Hello ! I am not often on the chat, but I guess this is the place to ask this question. I am always amazed by how much some people know about tex, latex and friends to reuse the name of this chat. And I was wondering as a user how was financed the projet, and if some people are employed to work on it and by what organization(s). It is probably a dumb question, but it is saturday evening and I am locked in my appartment so why not.
 
@BambOo -- When asking about financing, are you thinking of TeX & friends themselves, or of this Q&A website?
 
@barbarabeeton really Tex & friends.
 
9:04 PM
@BambOo -- TeX itself is essentially in the public domain, and Don Knuth himself maintains it, on a schedule posted on his website at Stanford. Questions are collected by a volunteer (I used to do it; Karl Berry is now the collector) and sent to Knuth when he requests them, which will next be near the end of this year. LaTeX is maintained by a team, also volunteer. Similarly for luaTeX. Computer resources are supported by the various user groups around the world, (cont'd)
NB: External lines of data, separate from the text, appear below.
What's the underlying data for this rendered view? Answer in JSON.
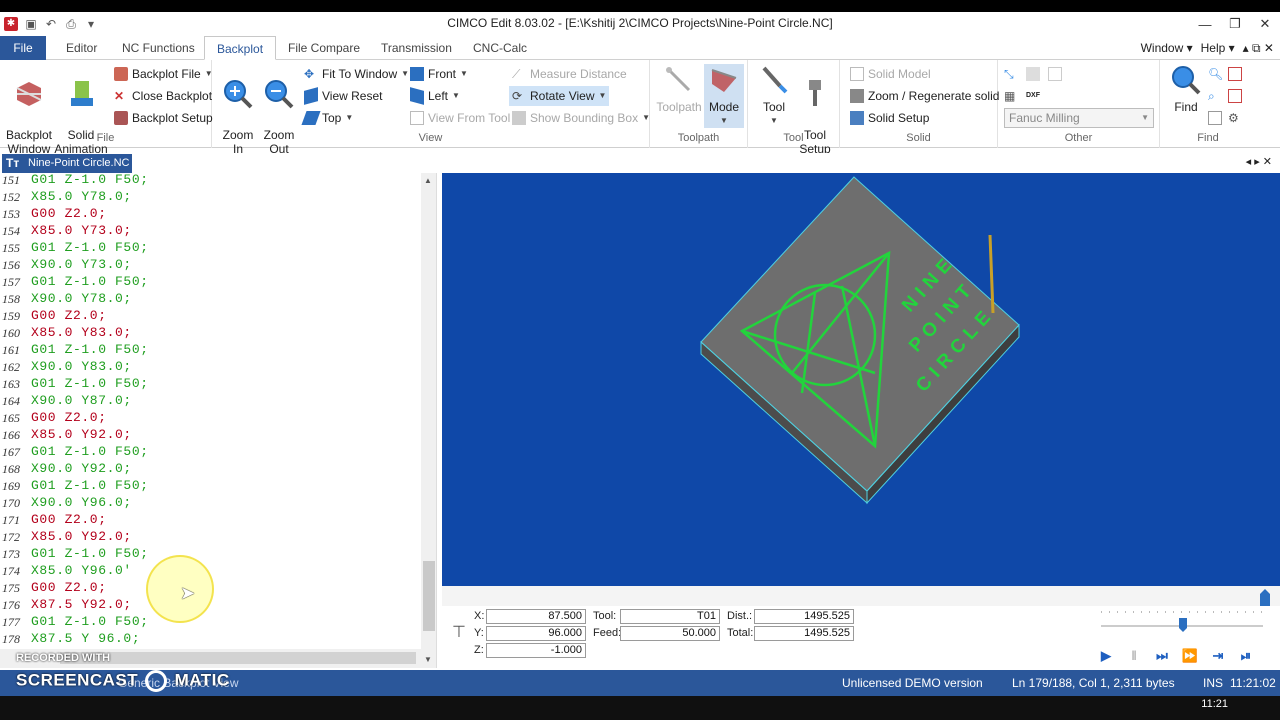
{
  "window": {
    "title": "CIMCO Edit 8.03.02 - [E:\\Kshitij 2\\CIMCO Projects\\Nine-Point Circle.NC]",
    "controls": {
      "minimize": "—",
      "restore": "❐",
      "close": "✕"
    }
  },
  "menu": {
    "tabs": [
      "File",
      "Editor",
      "NC Functions",
      "Backplot",
      "File Compare",
      "Transmission",
      "CNC-Calc"
    ],
    "active": "Backplot",
    "right": {
      "window": "Window ▾",
      "help": "Help ▾",
      "icons": "▴ ⧉ ✕"
    }
  },
  "ribbon": {
    "file_group": {
      "label": "File",
      "backplot_window": "Backplot\nWindow",
      "solid_animation": "Solid\nAnimation",
      "backplot_file": "Backplot File",
      "close_backplot": "Close Backplot",
      "backplot_setup": "Backplot Setup"
    },
    "view_group": {
      "label": "View",
      "zoom_in": "Zoom\nIn",
      "zoom_out": "Zoom\nOut",
      "fit_to_window": "Fit To Window",
      "view_reset": "View Reset",
      "top": "Top",
      "front": "Front",
      "left": "Left",
      "view_from_tool": "View From Tool",
      "measure_distance": "Measure Distance",
      "rotate_view": "Rotate View",
      "show_bounding_box": "Show Bounding Box"
    },
    "toolpath_group": {
      "label": "Toolpath",
      "toolpath": "Toolpath",
      "mode": "Mode"
    },
    "tool_group": {
      "label": "Tool",
      "tool": "Tool",
      "tool_setup": "Tool\nSetup"
    },
    "solid_group": {
      "label": "Solid",
      "solid_model": "Solid Model",
      "zoom_regenerate": "Zoom / Regenerate solid",
      "solid_setup": "Solid Setup"
    },
    "other_group": {
      "label": "Other",
      "machine": "Fanuc Milling"
    },
    "find_group": {
      "label": "Find",
      "find": "Find"
    }
  },
  "document": {
    "tab": "Nine-Point Circle.NC",
    "nav": "◂ ▸ ✕"
  },
  "code_lines": [
    {
      "n": "151",
      "t": "G01 Z-1.0 F50;",
      "c": "green"
    },
    {
      "n": "152",
      "t": "X85.0 Y78.0;",
      "c": "green"
    },
    {
      "n": "153",
      "t": "G00 Z2.0;",
      "c": "red"
    },
    {
      "n": "154",
      "t": "X85.0 Y73.0;",
      "c": "red"
    },
    {
      "n": "155",
      "t": "G01 Z-1.0 F50;",
      "c": "green"
    },
    {
      "n": "156",
      "t": "X90.0 Y73.0;",
      "c": "green"
    },
    {
      "n": "157",
      "t": "G01 Z-1.0 F50;",
      "c": "green"
    },
    {
      "n": "158",
      "t": "X90.0 Y78.0;",
      "c": "green"
    },
    {
      "n": "159",
      "t": "G00 Z2.0;",
      "c": "red"
    },
    {
      "n": "160",
      "t": "X85.0 Y83.0;",
      "c": "red"
    },
    {
      "n": "161",
      "t": "G01 Z-1.0 F50;",
      "c": "green"
    },
    {
      "n": "162",
      "t": "X90.0 Y83.0;",
      "c": "green"
    },
    {
      "n": "163",
      "t": "G01 Z-1.0 F50;",
      "c": "green"
    },
    {
      "n": "164",
      "t": "X90.0 Y87.0;",
      "c": "green"
    },
    {
      "n": "165",
      "t": "G00 Z2.0;",
      "c": "red"
    },
    {
      "n": "166",
      "t": "X85.0 Y92.0;",
      "c": "red"
    },
    {
      "n": "167",
      "t": "G01 Z-1.0 F50;",
      "c": "green"
    },
    {
      "n": "168",
      "t": "X90.0 Y92.0;",
      "c": "green"
    },
    {
      "n": "169",
      "t": "G01 Z-1.0 F50;",
      "c": "green"
    },
    {
      "n": "170",
      "t": "X90.0 Y96.0;",
      "c": "green"
    },
    {
      "n": "171",
      "t": "G00 Z2.0;",
      "c": "red"
    },
    {
      "n": "172",
      "t": "X85.0 Y92.0;",
      "c": "red"
    },
    {
      "n": "173",
      "t": "G01 Z-1.0 F50;",
      "c": "green"
    },
    {
      "n": "174",
      "t": "X85.0 Y96.0'",
      "c": "green"
    },
    {
      "n": "175",
      "t": "G00 Z2.0;",
      "c": "red"
    },
    {
      "n": "176",
      "t": "X87.5 Y92.0;",
      "c": "red"
    },
    {
      "n": "177",
      "t": "G01 Z-1.0 F50;",
      "c": "green"
    },
    {
      "n": "178",
      "t": "X87.5 Y 96.0;",
      "c": "green"
    },
    {
      "n": "179",
      "t": "",
      "c": "green"
    }
  ],
  "viewport": {
    "engraving_text": [
      "NINE",
      "POINT",
      "CIRCLE"
    ],
    "colors": {
      "background": "#0f48a8",
      "stock": "#6e6e6e",
      "toolpath": "#22d43c",
      "tool": "#c8a028"
    }
  },
  "readout": {
    "x_label": "X:",
    "x": "87.500",
    "y_label": "Y:",
    "y": "96.000",
    "z_label": "Z:",
    "z": "-1.000",
    "tool_label": "Tool:",
    "tool": "T01",
    "feed_label": "Feed:",
    "feed": "50.000",
    "dist_label": "Dist.:",
    "dist": "1495.525",
    "total_label": "Total:",
    "total": "1495.525"
  },
  "status": {
    "left": "Generic Backplot View",
    "license": "Unlicensed DEMO version",
    "position": "Ln 179/188, Col 1, 2,311 bytes",
    "mode": "INS",
    "time": "11:21:02"
  },
  "watermark": {
    "line1": "RECORDED WITH",
    "line2": "SCREENCAST",
    "line3": "MATIC"
  },
  "taskbar": {
    "clock": "11:21"
  }
}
(cont'd) and the user groups (all officially recognized by their national governments as non-profit educational or charitable organizations) are supported by dues and donations. Some work is supported by grants from the user groups, but it's a relatively small proportion of the overall maintenance and development. Most of the participants have regular jobs, often unrelated to TeX.
 
9:24 PM
So it is even more impressive to have so much experienced people since most of them have a reagular job ! Thanks for the explaination
 
@BambOo in the case of latex the team are here we all have real jobs (and some are more active than others at any given point in time, that page lists everyone over the last 30 years) latex-project.org/about/team
 
9:55 PM
@DavidCarlisle it is good to see people of different domains, cultures and ages !
 
@BambOo yes more so in recent years as you see down the second column.
 
@DavidCarlisle, while reading some profiles of the project members, I found a citation of yours : Moral of the story: never read the documentation, bad things happen.
@DavidCarlisle Considering the complexity of latex and friends, that may be right at some times.
@DavidCarlisle Personally the only documentations I keep close are tikz pgfplots and siunitx, these are very often useful
 
10:21 PM
@BambOo don't believe everything you read on the internet:-)
@BambOo also it's usually quoted out of context that line is from this chat after a thread when someone was misled by incorrect documentation
 
I shouldn't try out examples with "grüße" - bad things happen ;-).
 
@UlrikeFischer 總是用中文寫
 
@DavidCarlisle then even more bad things happen ;-(.
@DavidCarlisle did you see the last message, that kpse.find_file sometimes work (luatex), sometimes not (texlua)?
 
10:41 PM
@UlrikeFischer yes, seems there should be an option to just handle unicode consistently and let scripts break so we can update them
 
@DavidCarlisle I wonder what scripts this should be. Which handle non-ascii file names that would be affected here?
 
@UlrikeFischer no idea. But breaking the future forever to avoid breaking a few or even few hundred scripts now seems a bad trade
 
@DavidCarlisle yes. Also I don't think that we can really handle this. If it affects io.open, lfs, texlua and perhaps more unknown places, it will pop up all the time.